The major finding in this study is that, given a similar ischemic injury, the adult mouse brain accumulates less H2O2 than the neonatal brain in damaged regions. The importance of this finding is that H2O2 may be the critical mediator in determining whether downstream signaling will favor cell death or repair. While it is well-known that H2O2 is toxic to developing neurons and oligodendrocytes (OLs) (10–12), recent studies suggest that H2O2 induces preconditioning neuronal protection in vitro and in vivo (21,22). Therefore, critical control of these levels will determine the ultimate evolution of brain damage. The accumulation of H2O2 in the first 24 h after HI in the neonatal mouse brain versus similar brain regions in the adult can be explained by an imbalance between H2O2 production and consumption and better consumption of H2O2 after injury in the adult mouse. A tenuous balance exists between the H2O2-producing and -consuming enzymes in the uninjured state, and the balance is disturbed when an injury occurs. For example, an increase in GPx activity might be expected after an ischemic insult as a compensatory mechanism in response to accumulation of H2O2, and this has been shown to be the case in adult models of stroke (23). However, we did not find an increase in GPx activity in P7 mice after hypoxic-ischemic injury in a recent study (24). It is possible that the decrease in inhibition in the mature mice does not reflect a decrease in the rate of H2O2 production, but rather is due to diversion of H2O2 away from catalase to GPx or other scavenging enzymes. This is supported further by the fact that catalase activity does not change after ischemia in the neonatal brain (7).
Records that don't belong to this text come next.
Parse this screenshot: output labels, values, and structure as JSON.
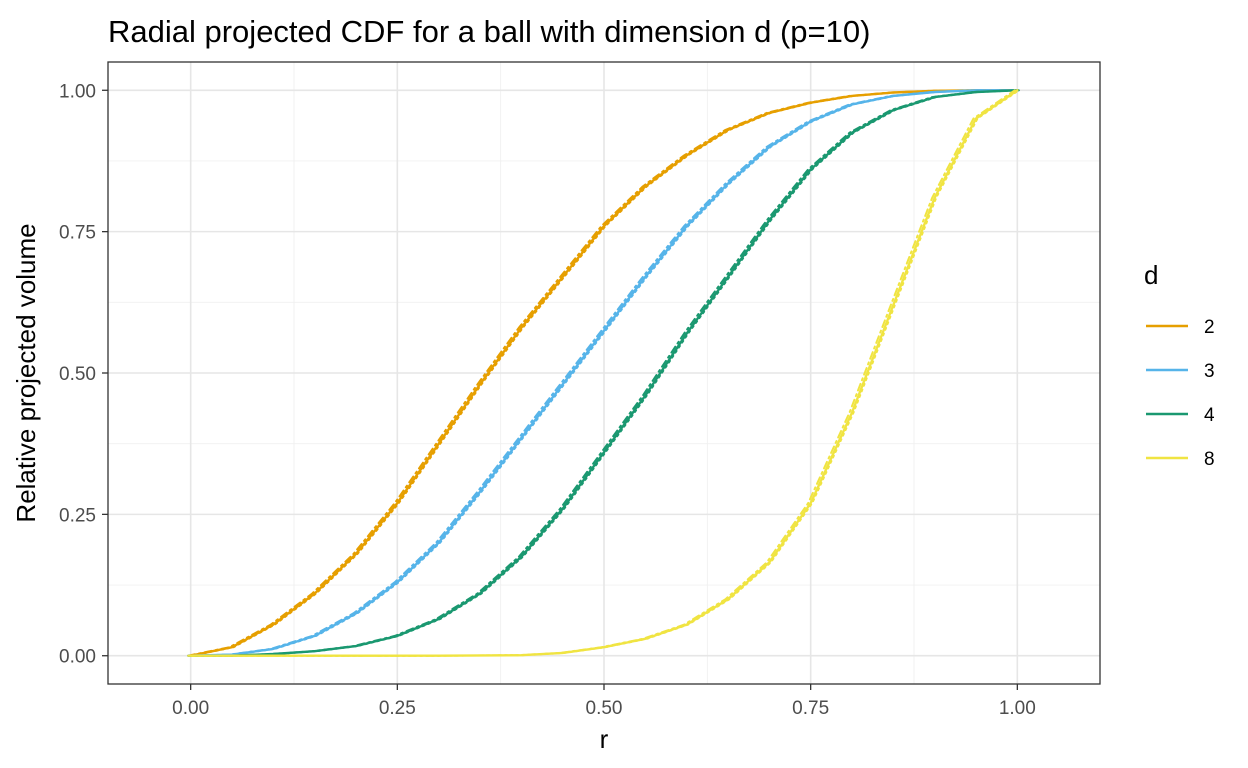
{
  "chart_data": {
    "type": "line",
    "title": "Radial projected CDF for a ball with dimension d (p=10)",
    "xlabel": "r",
    "ylabel": "Relative projected volume",
    "xlim": [
      -0.1,
      1.1
    ],
    "ylim": [
      -0.05,
      1.05
    ],
    "x_ticks": [
      "0.00",
      "0.25",
      "0.50",
      "0.75",
      "1.00"
    ],
    "y_ticks": [
      "0.00",
      "0.25",
      "0.50",
      "0.75",
      "1.00"
    ],
    "x_tick_values": [
      0,
      0.25,
      0.5,
      0.75,
      1
    ],
    "y_tick_values": [
      0,
      0.25,
      0.5,
      0.75,
      1
    ],
    "grid": true,
    "legend": {
      "title": "d",
      "position": "right"
    },
    "series": [
      {
        "name": "2",
        "color": "#E69F00",
        "x": [
          0,
          0.05,
          0.1,
          0.15,
          0.2,
          0.25,
          0.3,
          0.35,
          0.4,
          0.45,
          0.5,
          0.55,
          0.6,
          0.65,
          0.7,
          0.75,
          0.8,
          0.85,
          0.9,
          0.95,
          1
        ],
        "y": [
          0,
          0.015,
          0.055,
          0.11,
          0.18,
          0.27,
          0.375,
          0.48,
          0.58,
          0.67,
          0.76,
          0.83,
          0.885,
          0.93,
          0.96,
          0.978,
          0.99,
          0.996,
          0.999,
          1,
          1
        ]
      },
      {
        "name": "3",
        "color": "#56B4E9",
        "x": [
          0,
          0.05,
          0.1,
          0.15,
          0.2,
          0.25,
          0.3,
          0.35,
          0.4,
          0.45,
          0.5,
          0.55,
          0.6,
          0.65,
          0.7,
          0.75,
          0.8,
          0.85,
          0.9,
          0.95,
          1
        ],
        "y": [
          0,
          0.002,
          0.012,
          0.035,
          0.075,
          0.13,
          0.2,
          0.29,
          0.385,
          0.48,
          0.575,
          0.67,
          0.76,
          0.835,
          0.9,
          0.945,
          0.975,
          0.99,
          0.997,
          1,
          1
        ]
      },
      {
        "name": "4",
        "color": "#1A9870",
        "x": [
          0,
          0.05,
          0.1,
          0.15,
          0.2,
          0.25,
          0.3,
          0.35,
          0.4,
          0.45,
          0.5,
          0.55,
          0.6,
          0.65,
          0.7,
          0.75,
          0.8,
          0.85,
          0.9,
          0.95,
          1
        ],
        "y": [
          0,
          0,
          0.003,
          0.008,
          0.017,
          0.035,
          0.065,
          0.11,
          0.175,
          0.26,
          0.36,
          0.46,
          0.57,
          0.67,
          0.77,
          0.86,
          0.925,
          0.965,
          0.988,
          0.997,
          1
        ]
      },
      {
        "name": "8",
        "color": "#F0E442",
        "x": [
          0,
          0.1,
          0.2,
          0.3,
          0.4,
          0.45,
          0.5,
          0.55,
          0.6,
          0.65,
          0.7,
          0.75,
          0.8,
          0.85,
          0.9,
          0.95,
          1
        ],
        "y": [
          0,
          0,
          0,
          0,
          0.001,
          0.005,
          0.015,
          0.03,
          0.055,
          0.1,
          0.165,
          0.27,
          0.43,
          0.62,
          0.81,
          0.95,
          1
        ]
      }
    ]
  }
}
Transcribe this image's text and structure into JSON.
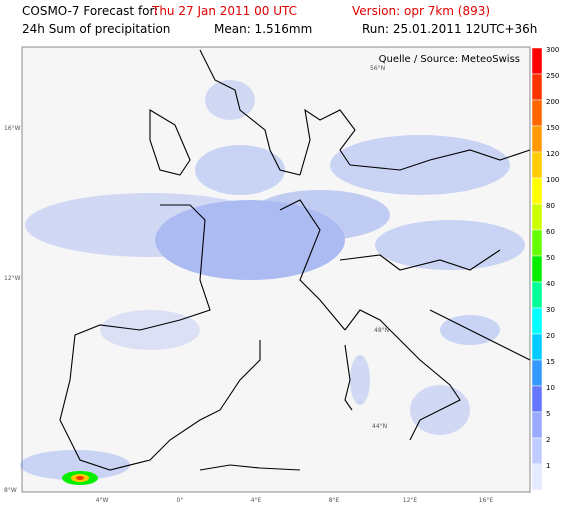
{
  "header": {
    "forecast_label": "COSMO-7 Forecast for:",
    "forecast_time": "Thu 27 Jan 2011 00 UTC",
    "version": "Version: opr 7km (893)",
    "product": "24h Sum of precipitation",
    "mean": "Mean: 1.516mm",
    "run": "Run: 25.01.2011 12UTC+36h"
  },
  "map": {
    "source": "Quelle / Source: MeteoSwiss",
    "left_labels": [
      "16°W",
      "12°W",
      "8°W"
    ],
    "bottom_labels": [
      "4°W",
      "0°",
      "4°E",
      "8°E",
      "12°E",
      "16°E"
    ],
    "inner_labels": [
      "56°N",
      "48°N",
      "44°N"
    ]
  },
  "colorbar": {
    "labels": [
      "300",
      "250",
      "200",
      "150",
      "120",
      "100",
      "80",
      "60",
      "50",
      "40",
      "30",
      "20",
      "15",
      "10",
      "5",
      "2",
      "1"
    ],
    "colors": [
      "#ff0000",
      "#ff3300",
      "#ff6600",
      "#ff9900",
      "#ffcc00",
      "#ffff00",
      "#ccff00",
      "#66ff00",
      "#00ee00",
      "#00ff99",
      "#00ffff",
      "#00ccff",
      "#3399ff",
      "#6677ff",
      "#99aaff",
      "#c0ccff",
      "#e4eaff"
    ]
  }
}
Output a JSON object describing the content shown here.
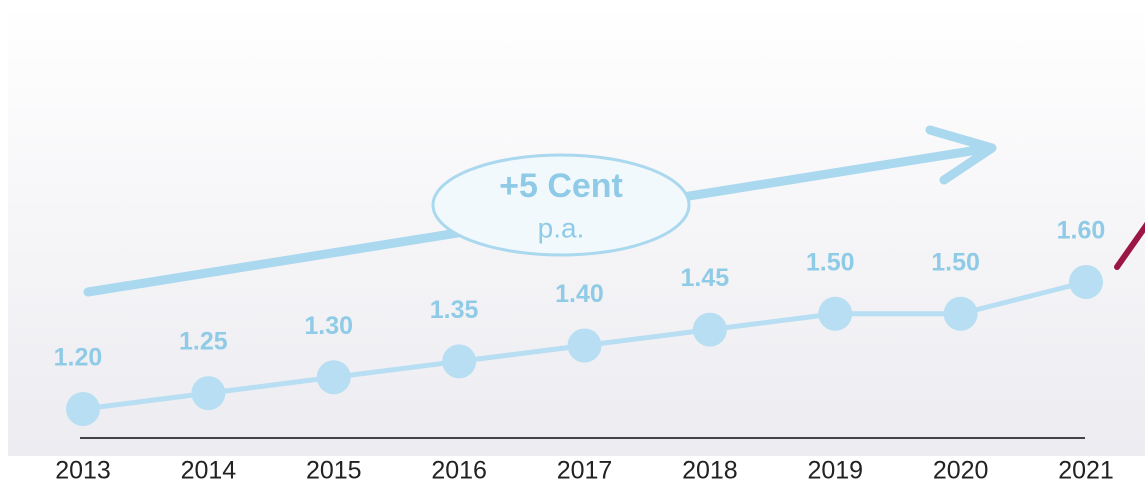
{
  "chart_data": {
    "type": "line",
    "categories": [
      "2013",
      "2014",
      "2015",
      "2016",
      "2017",
      "2018",
      "2019",
      "2020",
      "2021"
    ],
    "values": [
      1.2,
      1.25,
      1.3,
      1.35,
      1.4,
      1.45,
      1.5,
      1.5,
      1.6
    ],
    "value_labels": [
      "1.20",
      "1.25",
      "1.30",
      "1.35",
      "1.40",
      "1.45",
      "1.50",
      "1.50",
      "1.60"
    ],
    "color": "#b7def2",
    "label_color": "#8fcbe6",
    "annotations": [
      "+5 Cent",
      "p.a."
    ]
  }
}
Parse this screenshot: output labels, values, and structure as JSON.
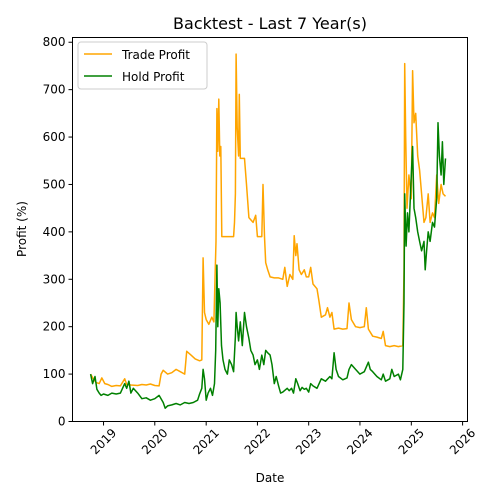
{
  "chart_data": {
    "type": "line",
    "title": "Backtest - Last 7 Year(s)",
    "xlabel": "Date",
    "ylabel": "Profit (%)",
    "xlim": [
      "2018-05-25",
      "2026-02-05"
    ],
    "ylim": [
      0,
      810
    ],
    "x_ticks": [
      "2019",
      "2020",
      "2021",
      "2022",
      "2023",
      "2024",
      "2025",
      "2026"
    ],
    "y_ticks": [
      0,
      100,
      200,
      300,
      400,
      500,
      600,
      700,
      800
    ],
    "grid": false,
    "legend_position": "upper-left",
    "series": [
      {
        "name": "Trade Profit",
        "color": "#FFA500",
        "points": [
          [
            "2018-10-01",
            100
          ],
          [
            "2018-10-20",
            90
          ],
          [
            "2018-11-10",
            82
          ],
          [
            "2018-12-01",
            80
          ],
          [
            "2018-12-20",
            92
          ],
          [
            "2019-01-10",
            80
          ],
          [
            "2019-02-01",
            78
          ],
          [
            "2019-03-01",
            74
          ],
          [
            "2019-04-01",
            76
          ],
          [
            "2019-05-01",
            75
          ],
          [
            "2019-06-01",
            90
          ],
          [
            "2019-06-15",
            78
          ],
          [
            "2019-07-15",
            77
          ],
          [
            "2019-09-01",
            76
          ],
          [
            "2019-10-01",
            78
          ],
          [
            "2019-11-01",
            77
          ],
          [
            "2019-12-01",
            79
          ],
          [
            "2020-01-01",
            76
          ],
          [
            "2020-02-01",
            75
          ],
          [
            "2020-02-15",
            100
          ],
          [
            "2020-03-01",
            108
          ],
          [
            "2020-04-01",
            100
          ],
          [
            "2020-05-01",
            103
          ],
          [
            "2020-06-01",
            110
          ],
          [
            "2020-07-01",
            105
          ],
          [
            "2020-08-01",
            100
          ],
          [
            "2020-08-15",
            148
          ],
          [
            "2020-09-15",
            140
          ],
          [
            "2020-10-15",
            132
          ],
          [
            "2020-11-15",
            128
          ],
          [
            "2020-12-01",
            130
          ],
          [
            "2020-12-10",
            345
          ],
          [
            "2020-12-20",
            230
          ],
          [
            "2021-01-01",
            215
          ],
          [
            "2021-01-20",
            205
          ],
          [
            "2021-02-10",
            220
          ],
          [
            "2021-02-25",
            210
          ],
          [
            "2021-03-05",
            300
          ],
          [
            "2021-03-12",
            380
          ],
          [
            "2021-03-18",
            660
          ],
          [
            "2021-03-25",
            570
          ],
          [
            "2021-04-01",
            680
          ],
          [
            "2021-04-08",
            560
          ],
          [
            "2021-04-15",
            580
          ],
          [
            "2021-04-22",
            390
          ],
          [
            "2021-05-15",
            390
          ],
          [
            "2021-06-15",
            390
          ],
          [
            "2021-07-15",
            390
          ],
          [
            "2021-07-22",
            420
          ],
          [
            "2021-07-28",
            480
          ],
          [
            "2021-08-02",
            775
          ],
          [
            "2021-08-10",
            620
          ],
          [
            "2021-08-20",
            560
          ],
          [
            "2021-08-25",
            690
          ],
          [
            "2021-09-01",
            555
          ],
          [
            "2021-10-01",
            555
          ],
          [
            "2021-10-15",
            500
          ],
          [
            "2021-11-01",
            430
          ],
          [
            "2021-12-01",
            420
          ],
          [
            "2021-12-20",
            435
          ],
          [
            "2022-01-01",
            390
          ],
          [
            "2022-02-01",
            390
          ],
          [
            "2022-02-10",
            500
          ],
          [
            "2022-02-20",
            390
          ],
          [
            "2022-03-01",
            335
          ],
          [
            "2022-03-15",
            320
          ],
          [
            "2022-04-01",
            305
          ],
          [
            "2022-05-01",
            303
          ],
          [
            "2022-06-01",
            303
          ],
          [
            "2022-07-01",
            300
          ],
          [
            "2022-07-15",
            325
          ],
          [
            "2022-08-01",
            285
          ],
          [
            "2022-08-20",
            310
          ],
          [
            "2022-09-10",
            300
          ],
          [
            "2022-09-20",
            392
          ],
          [
            "2022-10-01",
            350
          ],
          [
            "2022-10-10",
            375
          ],
          [
            "2022-10-25",
            320
          ],
          [
            "2022-11-10",
            310
          ],
          [
            "2022-12-01",
            320
          ],
          [
            "2022-12-15",
            305
          ],
          [
            "2023-01-01",
            305
          ],
          [
            "2023-01-15",
            325
          ],
          [
            "2023-02-01",
            290
          ],
          [
            "2023-03-01",
            280
          ],
          [
            "2023-03-15",
            255
          ],
          [
            "2023-04-01",
            220
          ],
          [
            "2023-05-01",
            225
          ],
          [
            "2023-05-15",
            240
          ],
          [
            "2023-06-01",
            220
          ],
          [
            "2023-06-15",
            230
          ],
          [
            "2023-07-01",
            195
          ],
          [
            "2023-08-01",
            197
          ],
          [
            "2023-09-01",
            195
          ],
          [
            "2023-10-01",
            196
          ],
          [
            "2023-10-15",
            250
          ],
          [
            "2023-11-01",
            215
          ],
          [
            "2023-12-01",
            200
          ],
          [
            "2024-01-01",
            198
          ],
          [
            "2024-02-01",
            200
          ],
          [
            "2024-02-15",
            240
          ],
          [
            "2024-03-01",
            195
          ],
          [
            "2024-04-01",
            180
          ],
          [
            "2024-05-01",
            178
          ],
          [
            "2024-06-01",
            175
          ],
          [
            "2024-06-15",
            190
          ],
          [
            "2024-07-01",
            160
          ],
          [
            "2024-08-01",
            158
          ],
          [
            "2024-09-01",
            160
          ],
          [
            "2024-10-01",
            158
          ],
          [
            "2024-11-01",
            160
          ],
          [
            "2024-11-10",
            320
          ],
          [
            "2024-11-15",
            755
          ],
          [
            "2024-11-22",
            600
          ],
          [
            "2024-12-01",
            450
          ],
          [
            "2024-12-15",
            520
          ],
          [
            "2025-01-01",
            470
          ],
          [
            "2025-01-10",
            740
          ],
          [
            "2025-01-20",
            630
          ],
          [
            "2025-02-01",
            650
          ],
          [
            "2025-02-15",
            560
          ],
          [
            "2025-03-01",
            530
          ],
          [
            "2025-04-01",
            420
          ],
          [
            "2025-04-15",
            430
          ],
          [
            "2025-05-01",
            480
          ],
          [
            "2025-05-15",
            420
          ],
          [
            "2025-06-01",
            440
          ],
          [
            "2025-06-15",
            430
          ],
          [
            "2025-07-01",
            520
          ],
          [
            "2025-07-15",
            460
          ],
          [
            "2025-08-01",
            500
          ],
          [
            "2025-08-15",
            480
          ],
          [
            "2025-09-01",
            475
          ]
        ]
      },
      {
        "name": "Hold Profit",
        "color": "#008000",
        "points": [
          [
            "2018-10-01",
            100
          ],
          [
            "2018-10-15",
            80
          ],
          [
            "2018-11-01",
            95
          ],
          [
            "2018-11-15",
            68
          ],
          [
            "2018-12-01",
            60
          ],
          [
            "2018-12-15",
            55
          ],
          [
            "2019-01-01",
            58
          ],
          [
            "2019-02-01",
            55
          ],
          [
            "2019-03-01",
            60
          ],
          [
            "2019-04-01",
            58
          ],
          [
            "2019-05-01",
            60
          ],
          [
            "2019-06-01",
            80
          ],
          [
            "2019-06-15",
            70
          ],
          [
            "2019-07-01",
            85
          ],
          [
            "2019-07-15",
            60
          ],
          [
            "2019-08-01",
            70
          ],
          [
            "2019-09-01",
            60
          ],
          [
            "2019-10-01",
            48
          ],
          [
            "2019-11-01",
            50
          ],
          [
            "2019-12-01",
            45
          ],
          [
            "2020-01-01",
            48
          ],
          [
            "2020-02-01",
            55
          ],
          [
            "2020-03-01",
            40
          ],
          [
            "2020-03-15",
            28
          ],
          [
            "2020-04-01",
            33
          ],
          [
            "2020-05-01",
            35
          ],
          [
            "2020-06-01",
            38
          ],
          [
            "2020-07-01",
            35
          ],
          [
            "2020-08-01",
            40
          ],
          [
            "2020-09-01",
            38
          ],
          [
            "2020-10-01",
            40
          ],
          [
            "2020-11-01",
            45
          ],
          [
            "2020-11-15",
            58
          ],
          [
            "2020-12-01",
            70
          ],
          [
            "2020-12-10",
            110
          ],
          [
            "2020-12-20",
            90
          ],
          [
            "2021-01-01",
            45
          ],
          [
            "2021-01-15",
            60
          ],
          [
            "2021-02-01",
            70
          ],
          [
            "2021-02-15",
            55
          ],
          [
            "2021-03-01",
            80
          ],
          [
            "2021-03-10",
            150
          ],
          [
            "2021-03-18",
            330
          ],
          [
            "2021-03-25",
            200
          ],
          [
            "2021-04-01",
            280
          ],
          [
            "2021-04-10",
            250
          ],
          [
            "2021-04-20",
            160
          ],
          [
            "2021-05-01",
            130
          ],
          [
            "2021-05-15",
            110
          ],
          [
            "2021-06-01",
            100
          ],
          [
            "2021-06-15",
            130
          ],
          [
            "2021-07-01",
            120
          ],
          [
            "2021-07-15",
            105
          ],
          [
            "2021-07-28",
            180
          ],
          [
            "2021-08-02",
            230
          ],
          [
            "2021-08-10",
            200
          ],
          [
            "2021-08-20",
            170
          ],
          [
            "2021-09-01",
            210
          ],
          [
            "2021-09-15",
            160
          ],
          [
            "2021-10-01",
            230
          ],
          [
            "2021-10-15",
            200
          ],
          [
            "2021-11-01",
            175
          ],
          [
            "2021-11-15",
            150
          ],
          [
            "2021-12-01",
            140
          ],
          [
            "2021-12-15",
            120
          ],
          [
            "2022-01-01",
            130
          ],
          [
            "2022-01-15",
            110
          ],
          [
            "2022-02-01",
            140
          ],
          [
            "2022-02-15",
            120
          ],
          [
            "2022-03-01",
            150
          ],
          [
            "2022-03-15",
            145
          ],
          [
            "2022-04-01",
            140
          ],
          [
            "2022-04-15",
            120
          ],
          [
            "2022-05-01",
            80
          ],
          [
            "2022-05-15",
            95
          ],
          [
            "2022-06-01",
            75
          ],
          [
            "2022-06-15",
            60
          ],
          [
            "2022-07-01",
            62
          ],
          [
            "2022-08-01",
            70
          ],
          [
            "2022-08-15",
            65
          ],
          [
            "2022-09-01",
            70
          ],
          [
            "2022-09-15",
            60
          ],
          [
            "2022-10-01",
            90
          ],
          [
            "2022-10-15",
            80
          ],
          [
            "2022-11-01",
            65
          ],
          [
            "2022-11-15",
            72
          ],
          [
            "2022-12-01",
            68
          ],
          [
            "2022-12-15",
            70
          ],
          [
            "2023-01-01",
            62
          ],
          [
            "2023-01-15",
            80
          ],
          [
            "2023-02-01",
            75
          ],
          [
            "2023-03-01",
            70
          ],
          [
            "2023-04-01",
            90
          ],
          [
            "2023-05-01",
            85
          ],
          [
            "2023-06-01",
            95
          ],
          [
            "2023-06-15",
            90
          ],
          [
            "2023-07-01",
            145
          ],
          [
            "2023-07-15",
            110
          ],
          [
            "2023-08-01",
            95
          ],
          [
            "2023-09-01",
            88
          ],
          [
            "2023-10-01",
            92
          ],
          [
            "2023-10-15",
            110
          ],
          [
            "2023-11-01",
            120
          ],
          [
            "2023-12-01",
            110
          ],
          [
            "2024-01-01",
            100
          ],
          [
            "2024-02-01",
            105
          ],
          [
            "2024-03-01",
            125
          ],
          [
            "2024-03-15",
            110
          ],
          [
            "2024-04-01",
            105
          ],
          [
            "2024-05-01",
            95
          ],
          [
            "2024-06-01",
            88
          ],
          [
            "2024-06-15",
            100
          ],
          [
            "2024-07-01",
            85
          ],
          [
            "2024-08-01",
            90
          ],
          [
            "2024-08-15",
            110
          ],
          [
            "2024-09-01",
            95
          ],
          [
            "2024-10-01",
            100
          ],
          [
            "2024-10-15",
            88
          ],
          [
            "2024-11-01",
            110
          ],
          [
            "2024-11-10",
            250
          ],
          [
            "2024-11-15",
            480
          ],
          [
            "2024-11-25",
            370
          ],
          [
            "2024-12-05",
            440
          ],
          [
            "2024-12-15",
            400
          ],
          [
            "2025-01-01",
            520
          ],
          [
            "2025-01-10",
            580
          ],
          [
            "2025-01-20",
            450
          ],
          [
            "2025-02-01",
            430
          ],
          [
            "2025-02-15",
            400
          ],
          [
            "2025-03-01",
            380
          ],
          [
            "2025-03-15",
            360
          ],
          [
            "2025-04-01",
            380
          ],
          [
            "2025-04-10",
            320
          ],
          [
            "2025-04-20",
            360
          ],
          [
            "2025-05-01",
            400
          ],
          [
            "2025-05-15",
            380
          ],
          [
            "2025-06-01",
            420
          ],
          [
            "2025-06-15",
            410
          ],
          [
            "2025-07-01",
            470
          ],
          [
            "2025-07-10",
            630
          ],
          [
            "2025-07-20",
            560
          ],
          [
            "2025-08-01",
            520
          ],
          [
            "2025-08-10",
            590
          ],
          [
            "2025-08-20",
            500
          ],
          [
            "2025-09-01",
            555
          ]
        ]
      }
    ]
  }
}
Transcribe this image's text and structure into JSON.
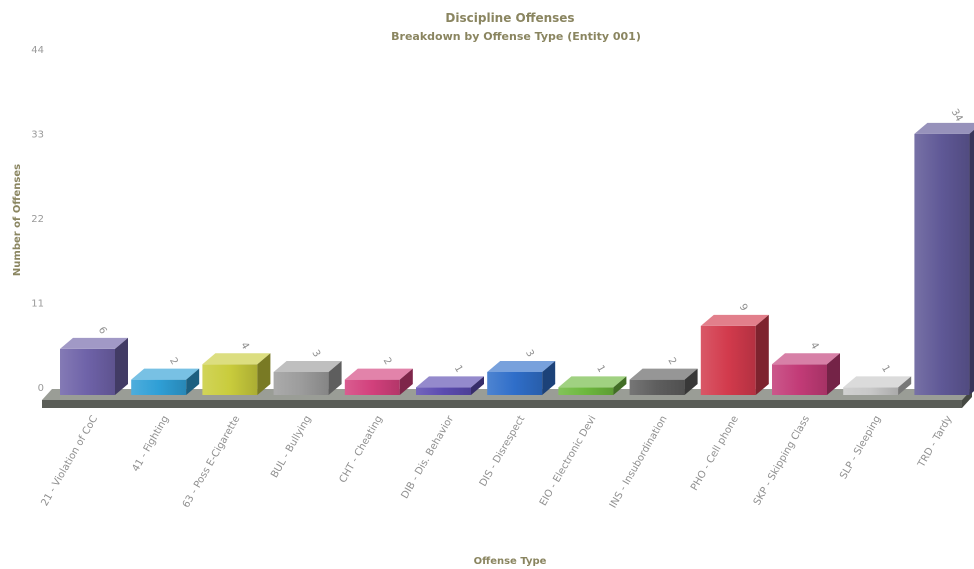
{
  "chart_data": {
    "type": "bar",
    "title": "Discipline Offenses",
    "subtitle": "Breakdown by Offense Type (Entity 001)",
    "xlabel": "Offense Type",
    "ylabel": "Number of Offenses",
    "ylim": [
      0,
      44
    ],
    "yticks": [
      "0",
      "11",
      "22",
      "33",
      "44"
    ],
    "grid": false,
    "legend": "none",
    "categories": [
      "21 - Violation of CoC",
      "41 - Fighting",
      "63 - Poss E-Cigarette",
      "BUL - Bullying",
      "CHT - Cheating",
      "DIB - Dis. Behavior",
      "DIS - Disrespect",
      "EIO - Electronic Devi",
      "INS - Insubordination",
      "PHO - Cell phone",
      "SKP - Skipping Class",
      "SLP - Sleeping",
      "TRD - Tardy"
    ],
    "values": [
      6,
      2,
      4,
      3,
      2,
      1,
      3,
      1,
      2,
      9,
      4,
      1,
      34
    ],
    "colors": [
      "#6e62a8",
      "#2f9fd6",
      "#c9cc3c",
      "#9c9c9c",
      "#d2407c",
      "#5b4bb0",
      "#2f6ec9",
      "#6db83d",
      "#5e5e5e",
      "#d23a4c",
      "#c23b77",
      "#c8c8c8",
      "#5f5896"
    ]
  }
}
Support of our hypothesis that the balance of scavenging enzymes is critical in an age-dependent manner is documented in a study of immature rat OLs found to be more sensitive to H2O2 than mature rat OLs. The mature OLs were able to degrade H2O2 faster than developing OLs, and this increased degradation was likely secondary to the 2- to 3-fold increase in GPx expression and activity observed in these cells. Inhibition of GPx by mercaptosuccinate made the mature OLs vulnerable to H2O2 (25). Additional support is provided by the finding that immature transgenic mice that overexpress GPx have less injury after HI than wild-type littermates (24). Also, neurons cultured from mice that overexpress GPx, when exposed to H2O2, are resistant to injury (26).

In conclusion, this study shows that given a similar degree of initial injury, the neonatal mouse brain accumulates more H2O2 than the adult mouse brain in regions of damage. It is currently unclear whether this increased accumulation of H2O2 is responsible for injury propagation or whether H2O2 is the critical mediator of downstream signaling determining whether the brain is capable of repair or is destined for further cell death. Further studies on the neuromodulatory role of H2O2 are needed to fully understand its role in hypoxic-ischemic brain injury.